Шрифт:
Интервал:
Закладка:
Коротко выдыхаю.
— Это первый и последний раз, — говорю, смотря прямо ему в глаза. Несмотря ни на что, Артем хотя бы не считает меня страшной, и вполне возможно, у него реальная симпатия ко мне, просто выражает он ее идиотским способом. Нет, я не готова быть с ним, только порой нужна хоть какая-то поддержка. Поэтому я скорее от безысходности соглашаюсь.
А уже там, в кафе, понимаю, что снова ошиблась. Нестеров несет откровенную ерунду, про то, что я типа его девушка, что мы должны быть вместе и смотреть на Гордеева — худшее решение. Чтобы прервать этот поток безумия, подрываюсь с места, не дожидаясь заказа, и ухожу домой.

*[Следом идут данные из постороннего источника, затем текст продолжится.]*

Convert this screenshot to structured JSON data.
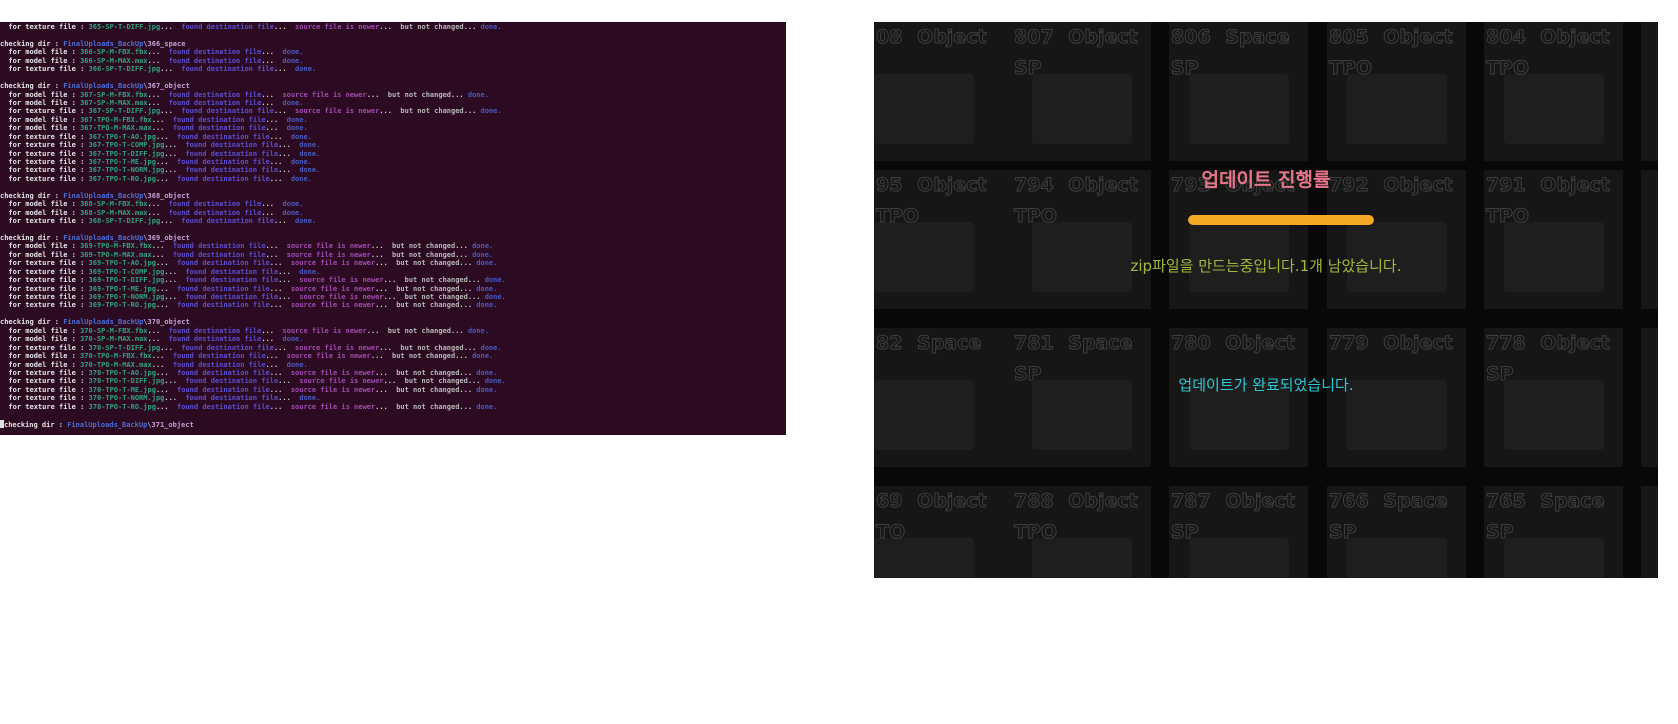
{
  "terminal": {
    "lines": [
      {
        "t": "file",
        "label": "  for texture file : ",
        "name": "365-SP-T-DIFF.jpg",
        "found": "found destination file",
        "source": "source file is newer",
        "nc": "but not changed",
        "done": "done."
      },
      {
        "t": "blank"
      },
      {
        "t": "dir",
        "label": "checking dir : ",
        "path": "FinalUploads_BackUp",
        "sub": "\\366_space"
      },
      {
        "t": "file",
        "label": "  for model file : ",
        "name": "366-SP-M-FBX.fbx",
        "found": "found destination file",
        "done": "done."
      },
      {
        "t": "file",
        "label": "  for model file : ",
        "name": "366-SP-M-MAX.max",
        "found": "found destination file",
        "done": "done."
      },
      {
        "t": "file",
        "label": "  for texture file : ",
        "name": "366-SP-T-DIFF.jpg",
        "found": "found destination file",
        "done": "done."
      },
      {
        "t": "blank"
      },
      {
        "t": "dir",
        "label": "checking dir : ",
        "path": "FinalUploads_BackUp",
        "sub": "\\367_object"
      },
      {
        "t": "file",
        "label": "  for model file : ",
        "name": "367-SP-M-FBX.fbx",
        "found": "found destination file",
        "source": "source file is newer",
        "nc": "but not changed",
        "done": "done."
      },
      {
        "t": "file",
        "label": "  for model file : ",
        "name": "367-SP-M-MAX.max",
        "found": "found destination file",
        "done": "done."
      },
      {
        "t": "file",
        "label": "  for texture file : ",
        "name": "367-SP-T-DIFF.jpg",
        "found": "found destination file",
        "source": "source file is newer",
        "nc": "but not changed",
        "done": "done."
      },
      {
        "t": "file",
        "label": "  for model file : ",
        "name": "367-TPO-M-FBX.fbx",
        "found": "found destination file",
        "done": "done."
      },
      {
        "t": "file",
        "label": "  for model file : ",
        "name": "367-TPO-M-MAX.max",
        "found": "found destination file",
        "done": "done."
      },
      {
        "t": "file",
        "label": "  for texture file : ",
        "name": "367-TPO-T-AO.jpg",
        "found": "found destination file",
        "done": "done."
      },
      {
        "t": "file",
        "label": "  for texture file : ",
        "name": "367-TPO-T-COMP.jpg",
        "found": "found destination file",
        "done": "done."
      },
      {
        "t": "file",
        "label": "  for texture file : ",
        "name": "367-TPO-T-DIFF.jpg",
        "found": "found destination file",
        "done": "done."
      },
      {
        "t": "file",
        "label": "  for texture file : ",
        "name": "367-TPO-T-ME.jpg",
        "found": "found destination file",
        "done": "done."
      },
      {
        "t": "file",
        "label": "  for texture file : ",
        "name": "367-TPO-T-NORM.jpg",
        "found": "found destination file",
        "done": "done."
      },
      {
        "t": "file",
        "label": "  for texture file : ",
        "name": "367-TPO-T-RO.jpg",
        "found": "found destination file",
        "done": "done."
      },
      {
        "t": "blank"
      },
      {
        "t": "dir",
        "label": "checking dir : ",
        "path": "FinalUploads_BackUp",
        "sub": "\\368_object"
      },
      {
        "t": "file",
        "label": "  for model file : ",
        "name": "368-SP-M-FBX.fbx",
        "found": "found destination file",
        "done": "done."
      },
      {
        "t": "file",
        "label": "  for model file : ",
        "name": "368-SP-M-MAX.max",
        "found": "found destination file",
        "done": "done."
      },
      {
        "t": "file",
        "label": "  for texture file : ",
        "name": "368-SP-T-DIFF.jpg",
        "found": "found destination file",
        "done": "done."
      },
      {
        "t": "blank"
      },
      {
        "t": "dir",
        "label": "checking dir : ",
        "path": "FinalUploads_BackUp",
        "sub": "\\369_object"
      },
      {
        "t": "file",
        "label": "  for model file : ",
        "name": "369-TPO-M-FBX.fbx",
        "found": "found destination file",
        "source": "source file is newer",
        "nc": "but not changed",
        "done": "done."
      },
      {
        "t": "file",
        "label": "  for model file : ",
        "name": "369-TPO-M-MAX.max",
        "found": "found destination file",
        "source": "source file is newer",
        "nc": "but not changed",
        "done": "done."
      },
      {
        "t": "file",
        "label": "  for texture file : ",
        "name": "369-TPO-T-AO.jpg",
        "found": "found destination file",
        "source": "source file is newer",
        "nc": "but not changed",
        "done": "done."
      },
      {
        "t": "file",
        "label": "  for texture file : ",
        "name": "369-TPO-T-COMP.jpg",
        "found": "found destination file",
        "done": "done."
      },
      {
        "t": "file",
        "label": "  for texture file : ",
        "name": "369-TPO-T-DIFF.jpg",
        "found": "found destination file",
        "source": "source file is newer",
        "nc": "but not changed",
        "done": "done."
      },
      {
        "t": "file",
        "label": "  for texture file : ",
        "name": "369-TPO-T-ME.jpg",
        "found": "found destination file",
        "source": "source file is newer",
        "nc": "but not changed",
        "done": "done."
      },
      {
        "t": "file",
        "label": "  for texture file : ",
        "name": "369-TPO-T-NORM.jpg",
        "found": "found destination file",
        "source": "source file is newer",
        "nc": "but not changed",
        "done": "done."
      },
      {
        "t": "file",
        "label": "  for texture file : ",
        "name": "369-TPO-T-RO.jpg",
        "found": "found destination file",
        "source": "source file is newer",
        "nc": "but not changed",
        "done": "done."
      },
      {
        "t": "blank"
      },
      {
        "t": "dir",
        "label": "checking dir : ",
        "path": "FinalUploads_BackUp",
        "sub": "\\370_object"
      },
      {
        "t": "file",
        "label": "  for model file : ",
        "name": "370-SP-M-FBX.fbx",
        "found": "found destination file",
        "source": "source file is newer",
        "nc": "but not changed",
        "done": "done."
      },
      {
        "t": "file",
        "label": "  for model file : ",
        "name": "370-SP-M-MAX.max",
        "found": "found destination file",
        "done": "done."
      },
      {
        "t": "file",
        "label": "  for texture file : ",
        "name": "370-SP-T-DIFF.jpg",
        "found": "found destination file",
        "source": "source file is newer",
        "nc": "but not changed",
        "done": "done."
      },
      {
        "t": "file",
        "label": "  for model file : ",
        "name": "370-TPO-M-FBX.fbx",
        "found": "found destination file",
        "source": "source file is newer",
        "nc": "but not changed",
        "done": "done."
      },
      {
        "t": "file",
        "label": "  for model file : ",
        "name": "370-TPO-M-MAX.max",
        "found": "found destination file",
        "done": "done."
      },
      {
        "t": "file",
        "label": "  for texture file : ",
        "name": "370-TPO-T-AO.jpg",
        "found": "found destination file",
        "source": "source file is newer",
        "nc": "but not changed",
        "done": "done."
      },
      {
        "t": "file",
        "label": "  for texture file : ",
        "name": "370-TPO-T-DIFF.jpg",
        "found": "found destination file",
        "source": "source file is newer",
        "nc": "but not changed",
        "done": "done."
      },
      {
        "t": "file",
        "label": "  for texture file : ",
        "name": "370-TPO-T-ME.jpg",
        "found": "found destination file",
        "source": "source file is newer",
        "nc": "but not changed",
        "done": "done."
      },
      {
        "t": "file",
        "label": "  for texture file : ",
        "name": "370-TPO-T-NORM.jpg",
        "found": "found destination file",
        "done": "done."
      },
      {
        "t": "file",
        "label": "  for texture file : ",
        "name": "370-TPO-T-RO.jpg",
        "found": "found destination file",
        "source": "source file is newer",
        "nc": "but not changed",
        "done": "done."
      },
      {
        "t": "blank"
      },
      {
        "t": "dir",
        "label": "checking dir : ",
        "path": "FinalUploads_BackUp",
        "sub": "\\371_object"
      }
    ]
  },
  "gallery": {
    "tiles": [
      "08 Object",
      "807 Object SP",
      "806 Space SP",
      "805 Object TPO",
      "804 Object TPO",
      "95 Object TPO",
      "794 Object TPO",
      "793 Object",
      "792 Object",
      "791 Object TPO",
      "82 Space",
      "781 Space SP",
      "780 Object",
      "779 Object",
      "778 Object SP",
      "69 Object TO",
      "788 Object TPO",
      "787 Object SP",
      "766 Space SP",
      "765 Space SP"
    ]
  },
  "progress": {
    "title": "업데이트 진행률",
    "fraction": 1.0,
    "zip_status": "zip파일을 만드는중입니다.1개 남았습니다.",
    "done_message": "업데이트가 완료되었습니다."
  },
  "colors": {
    "terminal_bg": "#2c0a22",
    "progress_title": "#e8768a",
    "progress_bar": "#f4aa22",
    "zip_status": "#a4b93a",
    "done_message": "#2ec8d6"
  }
}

Правда… лучше не приходила.
Когда поднимаюсь к себе, так и замираю на пороге. Там стоит мама, а рядом с ней маленькая девочка, лет семи. Худенькая, улыбчивая, в старом поношенном сарафане. Она с таким восхищением разглядывает мою спальню, что становится тошно. Я вдруг вспоминаю себя, то, как приемная мать привела меня в это место, и как сказала вполне себе дружелюбно: “переодевайся, ждем к ужину через десять минут”. Не передать словами, насколько я была счастлива, проводя пальцами вдоль нового гардероба, кровати, столика, за которым позже делала уроки.
Прекрасная сказала так и не стала раем, зато медленно превратилась в драму, без счастливого финала.
— Мам, — сглатываю, подходя ближе. Она поправляет часы на руке, как обычно вся такая деловая в этом брючном костюме, затем поворачивается ко мне.
— Я же сказала, чтобы ты освободила комнату?
— Ты… реально привела новую девочку? — мне не хочется говорить при ребенке о таком, но в целом, ситуация омерзительна. Нас используют, словно кукол: сломалась? Без проблем, выбросим и купим новую.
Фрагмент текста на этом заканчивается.